Killer Joe is set in the Texas badlands, a place of small dusty towns and trailer parks filled with those clinging on, just, to the last rung of respectability. Among this socially challenged community are Sharla and Ansel Smith (Gina Gershon and Thomas Haden Church). We are introduced to Sharla in such a way as to leave no doubt that when it comes to shocking comedy, Friedkin intends to hit below the belt every time.
Ansel has two children, Chris the small-time dope dealer (Emile Hirsch) and Dottie, a teenager who walks in her sleep and seems to live in the land of the fairies. Chris owes some very mean people money, and thinks he has hit on a way to get moderately rich fairly quick. Which is where Joe, a police officer when he's not killing people, comes in.
There's a dark art involved in playing bad guys who are good to watch, and McConaughey nails it. Like Max Cady in Cape Fear, or Hannibal Lecter, Joe is a repellent beast, yet it's hard to take your eyes from him. He's so obviously a wrong 'un, but he's a fascinating wrong 'un. Just as he keeps weaker mortals under his command, so he demands attention from the audience.
It helps that McConaughey is none too shabby to look at, but his appearance is only half of it. He controls every scene he is in with the kind of quiet power De Niro used to have before his volume control became stuck at shouty.
While McConaughey is all smoothness and simmering menace, Emile Hirsch's Chris is a mess from top to toe, a lying, cheating, petty hustler. Dad and step-mother aren't much better. This family could keep social services and daytime confession shows in business from now until the end of civilisation.
If they were not such obvious grotesques, what happens in Killer Joe would be harder to accept. And what happens, make no mistake, is brutal and disturbing. If one believed these characters were in any way real, and not exaggerations piled on embellishments, the stomach would duly turn.

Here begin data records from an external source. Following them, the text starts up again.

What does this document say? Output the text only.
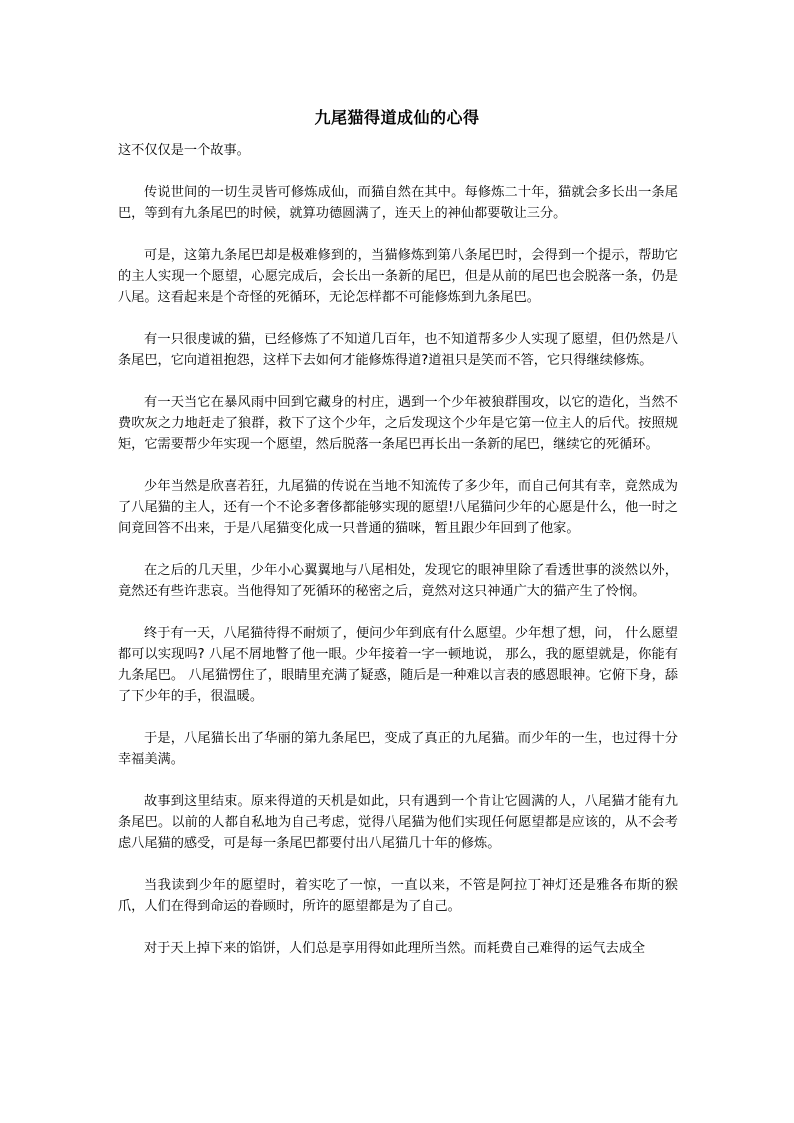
九尾猫得道成仙的心得

这不仅仅是一个故事。

传说世间的一切生灵皆可修炼成仙，而猫自然在其中。每修炼二十年，猫就会多长出一条尾巴，等到有九条尾巴的时候，就算功德圆满了，连天上的神仙都要敬让三分。

可是，这第九条尾巴却是极难修到的，当猫修炼到第八条尾巴时，会得到一个提示，帮助它的主人实现一个愿望，心愿完成后，会长出一条新的尾巴，但是从前的尾巴也会脱落一条，仍是八尾。这看起来是个奇怪的死循环，无论怎样都不可能修炼到九条尾巴。

有一只很虔诚的猫，已经修炼了不知道几百年，也不知道帮多少人实现了愿望，但仍然是八条尾巴，它向道祖抱怨，这样下去如何才能修炼得道?道祖只是笑而不答，它只得继续修炼。

有一天当它在暴风雨中回到它藏身的村庄，遇到一个少年被狼群围攻，以它的造化，当然不费吹灰之力地赶走了狼群，救下了这个少年，之后发现这个少年是它第一位主人的后代。按照规矩，它需要帮少年实现一个愿望，然后脱落一条尾巴再长出一条新的尾巴，继续它的死循环。

少年当然是欣喜若狂，九尾猫的传说在当地不知流传了多少年，而自己何其有幸，竟然成为了八尾猫的主人，还有一个不论多奢侈都能够实现的愿望!八尾猫问少年的心愿是什么，他一时之间竟回答不出来，于是八尾猫变化成一只普通的猫咪，暂且跟少年回到了他家。

在之后的几天里，少年小心翼翼地与八尾相处，发现它的眼神里除了看透世事的淡然以外，竟然还有些许悲哀。当他得知了死循环的秘密之后，竟然对这只神通广大的猫产生了怜悯。

终于有一天，八尾猫待得不耐烦了，便问少年到底有什么愿望。少年想了想，问， 什么愿望都可以实现吗? 八尾不屑地瞥了他一眼。少年接着一字一顿地说， 那么，我的愿望就是，你能有九条尾巴。 八尾猫愣住了，眼睛里充满了疑惑，随后是一种难以言表的感恩眼神。它俯下身，舔了下少年的手，很温暖。

于是，八尾猫长出了华丽的第九条尾巴，变成了真正的九尾猫。而少年的一生，也过得十分幸福美满。

故事到这里结束。原来得道的天机是如此，只有遇到一个肯让它圆满的人，八尾猫才能有九条尾巴。以前的人都自私地为自己考虑，觉得八尾猫为他们实现任何愿望都是应该的，从不会考虑八尾猫的感受，可是每一条尾巴都要付出八尾猫几十年的修炼。

当我读到少年的愿望时，着实吃了一惊，一直以来，不管是阿拉丁神灯还是雅各布斯的猴爪，人们在得到命运的眷顾时，所许的愿望都是为了自己。

对于天上掉下来的馅饼，人们总是享用得如此理所当然。而耗费自己难得的运气去成全
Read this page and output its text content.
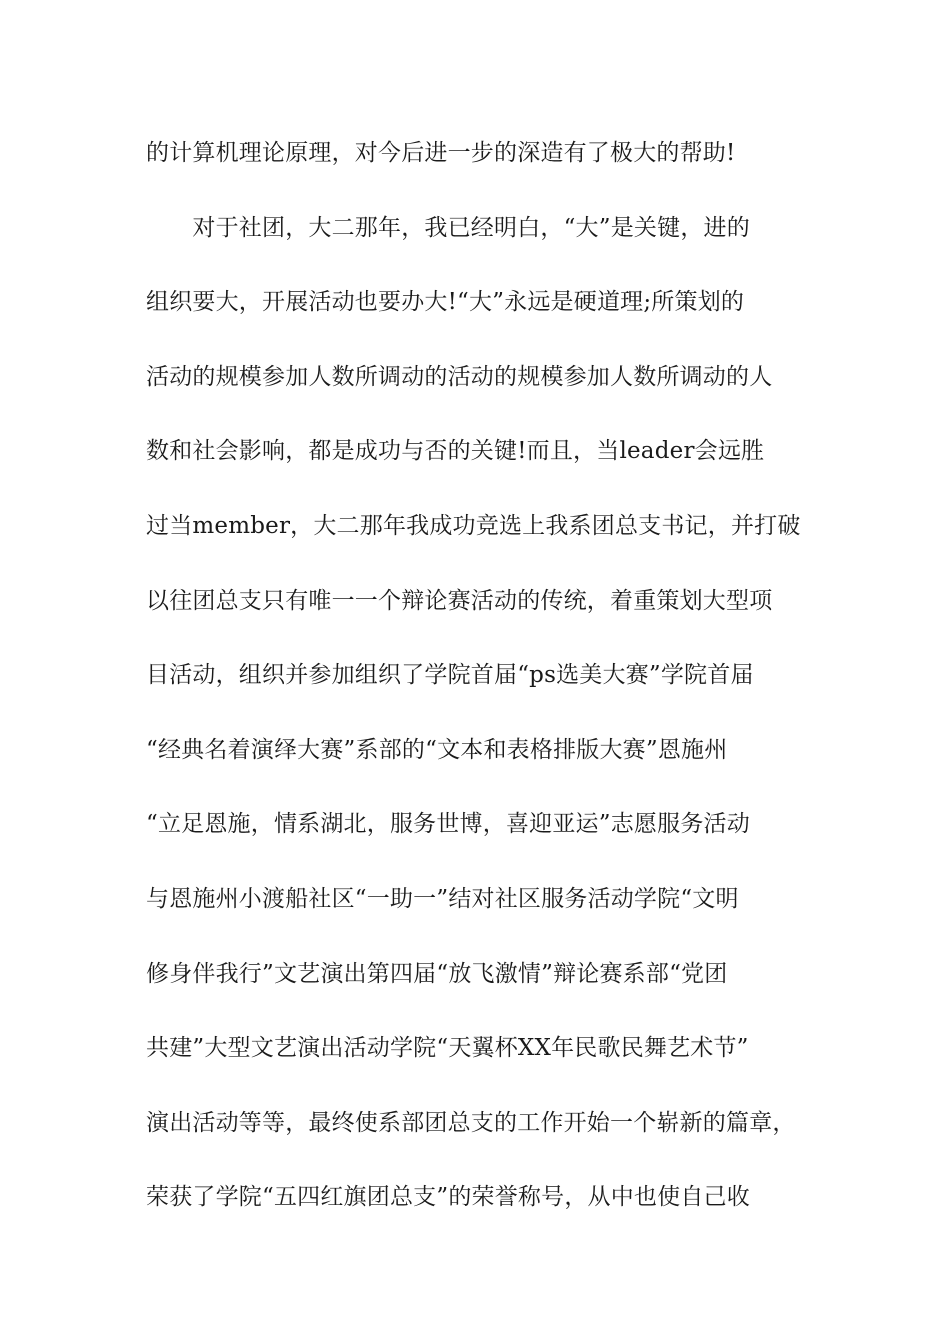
的计算机理论原理，对今后进一步的深造有了极大的帮助!
　　对于社团，大二那年，我已经明白，“大”是关键，进的
组织要大，开展活动也要办大!“大”永远是硬道理;所策划的
活动的规模参加人数所调动的活动的规模参加人数所调动的人
数和社会影响，都是成功与否的关键!而且，当leader会远胜
过当member，大二那年我成功竞选上我系团总支书记，并打破
以往团总支只有唯一一个辩论赛活动的传统，着重策划大型项
目活动，组织并参加组织了学院首届“ps选美大赛”学院首届
“经典名着演绎大赛”系部的“文本和表格排版大赛”恩施州
“立足恩施，情系湖北，服务世博，喜迎亚运”志愿服务活动
与恩施州小渡船社区“一助一”结对社区服务活动学院“文明
修身伴我行”文艺演出第四届“放飞激情”辩论赛系部“党团
共建”大型文艺演出活动学院“天翼杯XX年民歌民舞艺术节”
演出活动等等，最终使系部团总支的工作开始一个崭新的篇章，
荣获了学院“五四红旗团总支”的荣誉称号，从中也使自己收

Friedkin pumps up the volume of the drama from the start. What begins as a low growl of menace becomes by the end a cymbals-clashing, trumpets-blaring symphony of madness. It's all so bonkers it makes Werner Herzog's Bad Lieutenant look like a bobble-hatted Mike Leigh special. And through most of the darkness the sun shines, this being Dallas.
Any one of this cast could hold a picture on their own. Hayden Church makes a magnificent big dumb klutz, no offence, while Hirsch scoots around the place like a demented terrier. It's the women, here, though, who do most of the heavy lifting – for good and ill. Gershon has lingered too long on TV. The big screen is the best medium to display her particular brand of dramatic gutsiness. Temple, meanwhile, has a presence belying her youth.
The other master at work here, apart from McConaughey, is Friedkin. It is hard to think of any other director who wants to work in that town called Hollywood again who would attempt this material. Or a director with the sheer confidence to put a comedic spin on an appalling series of events and such a grisly bunch of humans. This is a fearless, sometimes very funny, walk on the weird side.
Whatever else you feel about it, Killer Joe is a film to provoke reaction, judging by its screening at the opening gala at Edinburgh last week. It is not interested in compromise. Having started on a crazy road, Friedkin keeps on trucking, to the point where even the battle-hardened viewer might look away. Look away by all means, but not before seeing a gifted and original film-maker at work.